Having freshly baked goods for breakfast is a luxury made possible only because there are bakers willing to work through the wee hours at wages
probably lower than my own. As a US citizen, I wonder if I enjoy this good food at the expense of those who prepare it. NAFTA policies undercut
Mexican staples such as corn and beans, forcing Mexican farmers to leave their land and head north to the treacherous border. Young men leave families behind, sacrificing parental involvement for critical monetary support.
The raid of a neighborhood establishment alerts me to the privilege my New York birth certificate allows in contrast to a false work visa and to how much more false that privilege feels right now. I am as much a migrant to Texas as anyone else. Despite the message on the Statue of Liberty, it is deemed a crime for certain people to seek work to support themselves and their families, and certain human beings are casually termed “illegals.”

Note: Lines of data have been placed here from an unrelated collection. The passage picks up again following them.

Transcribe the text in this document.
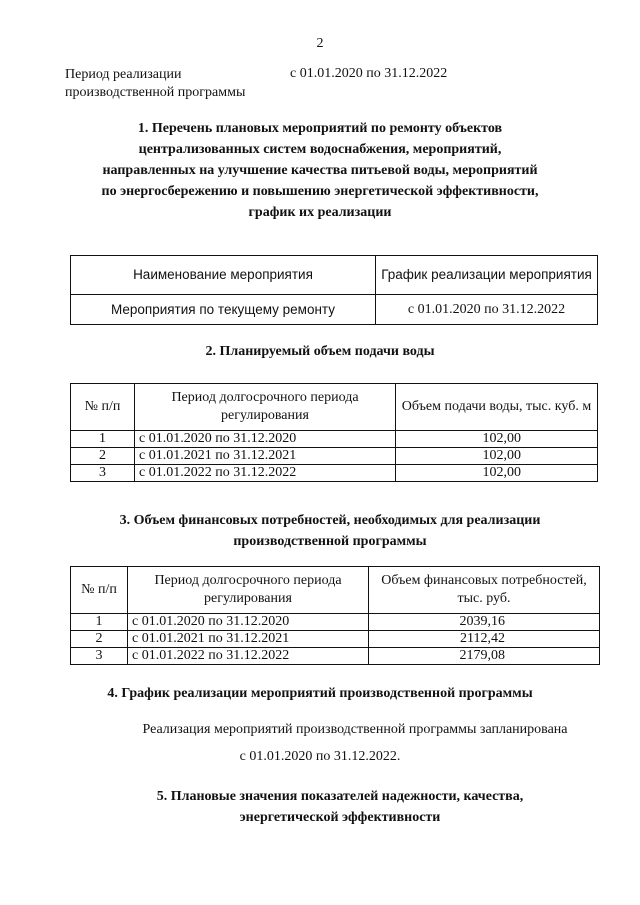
2
Период реализации производственной программы
с 01.01.2020 по 31.12.2022
1. Перечень плановых мероприятий по ремонту объектов централизованных систем водоснабжения, мероприятий, направленных на улучшение качества питьевой воды, мероприятий по энергосбережению и повышению энергетической эффективности, график их реализации
Наименование мероприятия	График реализации мероприятия
Мероприятия по текущему ремонту	с 01.01.2020 по 31.12.2022
2. Планируемый объем подачи воды
№ п/п	Период долгосрочного периода регулирования	Объем подачи воды, тыс. куб. м
1	с 01.01.2020 по 31.12.2020	102,00
2	с 01.01.2021 по 31.12.2021	102,00
3	с 01.01.2022 по 31.12.2022	102,00
3. Объем финансовых потребностей, необходимых для реализации производственной программы
№ п/п	Период долгосрочного периода регулирования	Объем финансовых потребностей, тыс. руб.
1	с 01.01.2020 по 31.12.2020	2039,16
2	с 01.01.2021 по 31.12.2021	2112,42
3	с 01.01.2022 по 31.12.2022	2179,08
4. График реализации мероприятий производственной программы
Реализация мероприятий производственной программы запланирована
с 01.01.2020 по 31.12.2022.
5. Плановые значения показателей надежности, качества, энергетической эффективности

Sending more soldiers and surveillance cameras to the border and deporting workers are false maneuvers that punish the wrong people, capitalize on security concerns and sidestep the root causes of northward labor flow.
When Governor Perry says, “A stronger border is what the American people want,” he doesn’t speak for me. He doesn’t speak for the thousands of people who have rallied in recent weeks for immigrant rights. Security will increase when our public treasury is used to improve education, health care, energy efficiency, habitat protection and transportation alternatives, not
when it is used to separate us from our neighbors and to separate family members from one another.
People gather at bakeries because human beings live by both bread and brotherhood. We cross the threshold to satisfy a natural hunger for food
and each another, and borders are crossed for these reasons, too. Making fences higher and stronger is a mean trick that hurts people instead of
addressing the hurtful trade practices that governors and presidents must acknowledge and reform.
Van Haitsma is active with Nonmilitary Options for Youth.